Dei contanti sequestrati nell’operazione.

Una rete di società

Non male per una società che esisteva solo sulla carta, ma gli inquirenti, allo stesso gruppo di persone, ne riconducono altre quattro, con sedi (risultate altrettanto fittizie) ad Asti, Cernusco sul Naviglio (Milano), Cavaglià (Biella) e Vercelli. Una moltiplicazione esponenziale, nella tesi d’accusa, di ricavi illeciti. Proprio la struttura a rete, che disvela agli occhi di chi indaga un’associazione a delinquere, fa sì che il fascicolo passi dalla Procura di Aosta a quella distrettuale di Torino, competente per i reati associativi. Oltretutto – ricostruiscono i finanzieri – la truffa contestata, ha finito con il generare rincari nella spesa di famiglie ed aziende per l’energia elettrica e il gas.

I rincari per gli utenti

L’acquisizione dei “certificati energetici”, da parte dei grandi distributori che li acquisiscono, viene infatti finanziata anche attraverso gli “oneri di sistema” prelevati in bolletta all’utente finale. Le altre persone coinvolte nell’inchiesta (che ha visto anche, al momento dell’esecuzione delle misure cautelari, il sequestro di due ville, di ingenti somme in contanti, di collezioni di orologi di lusso e di criptovalute) appartengono a quella che gli inquirenti hanno individuato quale catena di riciclaggio dei proventi che sarebbero derivati dalla truffa (proprio su questo aspetto era stata creata una squadra comune, tra finanzieri del Nucleo di polizia economico-finanziaria di Aosta e poliziotti tedeschi).

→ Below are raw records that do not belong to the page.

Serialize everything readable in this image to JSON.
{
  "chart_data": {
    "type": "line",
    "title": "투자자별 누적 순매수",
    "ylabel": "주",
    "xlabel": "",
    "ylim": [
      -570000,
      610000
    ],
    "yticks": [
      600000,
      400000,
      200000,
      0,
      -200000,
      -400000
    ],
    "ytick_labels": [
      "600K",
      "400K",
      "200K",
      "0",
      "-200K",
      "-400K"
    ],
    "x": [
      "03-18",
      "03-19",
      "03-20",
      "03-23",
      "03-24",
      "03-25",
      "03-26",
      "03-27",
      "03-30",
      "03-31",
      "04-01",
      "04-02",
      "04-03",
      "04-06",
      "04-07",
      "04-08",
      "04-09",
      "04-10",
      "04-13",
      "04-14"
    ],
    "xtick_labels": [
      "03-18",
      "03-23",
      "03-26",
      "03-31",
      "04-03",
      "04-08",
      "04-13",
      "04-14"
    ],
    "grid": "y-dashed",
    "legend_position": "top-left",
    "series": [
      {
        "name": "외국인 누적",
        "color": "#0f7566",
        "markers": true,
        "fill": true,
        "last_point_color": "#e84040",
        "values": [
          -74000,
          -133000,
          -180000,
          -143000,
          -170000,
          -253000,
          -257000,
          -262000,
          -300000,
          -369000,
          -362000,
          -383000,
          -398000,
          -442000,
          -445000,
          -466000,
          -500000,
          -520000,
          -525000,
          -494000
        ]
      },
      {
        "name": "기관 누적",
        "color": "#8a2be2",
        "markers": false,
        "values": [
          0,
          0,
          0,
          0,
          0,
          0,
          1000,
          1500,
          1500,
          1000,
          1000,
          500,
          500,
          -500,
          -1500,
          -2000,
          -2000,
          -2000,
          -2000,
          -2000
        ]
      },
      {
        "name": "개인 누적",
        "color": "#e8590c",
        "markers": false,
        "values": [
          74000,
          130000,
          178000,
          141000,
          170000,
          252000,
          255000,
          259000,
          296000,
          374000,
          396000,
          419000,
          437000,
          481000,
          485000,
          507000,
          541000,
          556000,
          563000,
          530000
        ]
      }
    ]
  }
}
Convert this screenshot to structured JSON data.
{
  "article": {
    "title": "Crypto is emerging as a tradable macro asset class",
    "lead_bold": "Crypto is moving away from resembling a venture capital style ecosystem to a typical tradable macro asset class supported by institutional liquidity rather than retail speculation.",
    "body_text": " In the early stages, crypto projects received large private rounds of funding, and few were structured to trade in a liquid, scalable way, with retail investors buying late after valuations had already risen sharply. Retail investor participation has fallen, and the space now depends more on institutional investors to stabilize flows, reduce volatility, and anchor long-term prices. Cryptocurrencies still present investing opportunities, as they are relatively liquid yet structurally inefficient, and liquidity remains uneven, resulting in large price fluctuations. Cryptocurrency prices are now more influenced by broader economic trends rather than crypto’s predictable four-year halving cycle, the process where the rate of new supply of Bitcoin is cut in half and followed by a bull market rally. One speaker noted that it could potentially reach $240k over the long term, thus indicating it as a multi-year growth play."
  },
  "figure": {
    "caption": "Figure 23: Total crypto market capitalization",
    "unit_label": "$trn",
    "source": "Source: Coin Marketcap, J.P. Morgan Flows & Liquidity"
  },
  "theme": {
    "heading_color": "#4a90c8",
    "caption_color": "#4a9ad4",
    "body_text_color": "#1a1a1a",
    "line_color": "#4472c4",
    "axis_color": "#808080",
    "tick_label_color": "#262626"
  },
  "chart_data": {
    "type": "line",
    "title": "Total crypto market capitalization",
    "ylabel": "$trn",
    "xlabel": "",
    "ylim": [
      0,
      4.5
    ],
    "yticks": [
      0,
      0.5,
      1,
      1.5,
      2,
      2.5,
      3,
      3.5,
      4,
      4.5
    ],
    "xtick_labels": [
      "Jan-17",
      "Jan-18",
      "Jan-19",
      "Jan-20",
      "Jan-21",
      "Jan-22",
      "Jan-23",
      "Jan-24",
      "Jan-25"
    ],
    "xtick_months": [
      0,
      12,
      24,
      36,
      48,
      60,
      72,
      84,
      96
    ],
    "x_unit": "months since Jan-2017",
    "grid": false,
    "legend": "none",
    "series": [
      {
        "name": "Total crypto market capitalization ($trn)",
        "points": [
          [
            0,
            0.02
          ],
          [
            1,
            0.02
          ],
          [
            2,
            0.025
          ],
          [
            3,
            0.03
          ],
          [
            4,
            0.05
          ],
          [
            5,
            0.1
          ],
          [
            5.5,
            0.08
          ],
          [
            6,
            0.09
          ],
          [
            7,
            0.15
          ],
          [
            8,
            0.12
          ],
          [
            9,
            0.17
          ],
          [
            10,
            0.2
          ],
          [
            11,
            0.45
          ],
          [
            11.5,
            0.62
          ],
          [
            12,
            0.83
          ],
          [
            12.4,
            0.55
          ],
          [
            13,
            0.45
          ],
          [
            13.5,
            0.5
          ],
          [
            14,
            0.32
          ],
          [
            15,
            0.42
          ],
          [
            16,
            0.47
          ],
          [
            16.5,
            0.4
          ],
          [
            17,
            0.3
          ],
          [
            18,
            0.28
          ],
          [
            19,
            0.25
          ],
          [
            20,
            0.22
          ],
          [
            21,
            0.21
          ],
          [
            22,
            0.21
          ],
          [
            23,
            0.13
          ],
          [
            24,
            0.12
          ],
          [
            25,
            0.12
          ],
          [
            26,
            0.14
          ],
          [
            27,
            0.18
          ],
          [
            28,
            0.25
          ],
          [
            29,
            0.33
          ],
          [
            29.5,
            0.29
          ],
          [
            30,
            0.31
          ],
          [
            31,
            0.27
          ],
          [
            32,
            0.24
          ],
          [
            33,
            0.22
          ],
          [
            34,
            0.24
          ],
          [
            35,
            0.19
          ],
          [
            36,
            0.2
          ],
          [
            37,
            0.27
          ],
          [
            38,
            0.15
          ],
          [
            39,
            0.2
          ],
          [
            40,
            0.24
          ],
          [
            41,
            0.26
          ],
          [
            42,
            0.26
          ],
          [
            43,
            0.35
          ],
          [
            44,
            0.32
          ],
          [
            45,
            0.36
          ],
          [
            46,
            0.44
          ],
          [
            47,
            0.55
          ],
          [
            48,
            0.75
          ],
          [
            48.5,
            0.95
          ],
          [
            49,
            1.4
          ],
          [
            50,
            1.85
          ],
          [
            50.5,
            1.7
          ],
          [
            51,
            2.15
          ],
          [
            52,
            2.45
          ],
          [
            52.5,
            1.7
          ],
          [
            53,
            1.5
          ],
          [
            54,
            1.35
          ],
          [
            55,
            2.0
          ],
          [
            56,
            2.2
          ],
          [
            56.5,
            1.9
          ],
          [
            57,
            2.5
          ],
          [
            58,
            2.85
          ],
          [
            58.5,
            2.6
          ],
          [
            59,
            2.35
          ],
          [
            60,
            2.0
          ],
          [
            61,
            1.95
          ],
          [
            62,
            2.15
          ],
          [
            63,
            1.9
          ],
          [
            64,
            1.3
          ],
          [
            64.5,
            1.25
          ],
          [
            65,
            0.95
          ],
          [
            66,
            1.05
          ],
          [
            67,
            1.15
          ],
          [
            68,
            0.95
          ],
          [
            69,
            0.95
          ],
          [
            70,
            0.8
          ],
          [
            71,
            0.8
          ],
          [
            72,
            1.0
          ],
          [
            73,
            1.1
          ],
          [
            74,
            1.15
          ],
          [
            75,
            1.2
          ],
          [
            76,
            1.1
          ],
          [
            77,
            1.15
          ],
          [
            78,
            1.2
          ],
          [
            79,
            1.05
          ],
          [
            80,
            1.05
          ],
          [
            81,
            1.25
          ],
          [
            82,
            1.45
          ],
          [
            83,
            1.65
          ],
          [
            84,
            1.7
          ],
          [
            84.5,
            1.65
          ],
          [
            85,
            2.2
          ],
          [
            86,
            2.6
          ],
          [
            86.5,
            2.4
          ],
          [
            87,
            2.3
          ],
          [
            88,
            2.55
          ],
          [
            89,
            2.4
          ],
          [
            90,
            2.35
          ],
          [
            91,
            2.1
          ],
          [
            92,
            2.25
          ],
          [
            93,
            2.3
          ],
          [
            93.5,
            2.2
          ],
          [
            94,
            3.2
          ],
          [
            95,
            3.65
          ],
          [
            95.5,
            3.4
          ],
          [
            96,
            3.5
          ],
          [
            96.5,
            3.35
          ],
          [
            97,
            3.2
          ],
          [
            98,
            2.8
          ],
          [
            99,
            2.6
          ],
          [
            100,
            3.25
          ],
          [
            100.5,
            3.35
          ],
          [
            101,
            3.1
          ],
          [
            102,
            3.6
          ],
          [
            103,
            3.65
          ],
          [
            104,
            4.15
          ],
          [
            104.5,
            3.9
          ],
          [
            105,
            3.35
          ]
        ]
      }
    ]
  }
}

Il riciclaggio dei proventi

In particolare, stando alla richiesta di giudizio immediato, sarebbero stati attivi, “in autonomia tra loro ma sempre in stretto contatto e coordinamento con i vertici” della presunta associazione, un “gruppo tedesco” operante fino al 2018, un gruppo italiano sino al 2019, nonché altri due nuclei, uno campano ed uno pugliese, attivi dal 2018 all’esecuzione delle misure. La strategia passava per l’emissione, verso le cinque “E.s.Co.” attribuite al gruppo, di fatture relative a supposte consulenze (di cui non è stata però trovata traccia), che venivano pagate con bonifici (verso l’Italia e l’estero), quindi i soldi venivano riportati in Italia da “spalloni” (che trattenevano una percentuale fino al 18%) e così riconsegnati ai vertici della “cabina di regia” delle “società fantasma”. Il tutto, dall’inizio della catena, limitandosi ad una serie di “click”, ma i soldi ottenuti erano verissimi.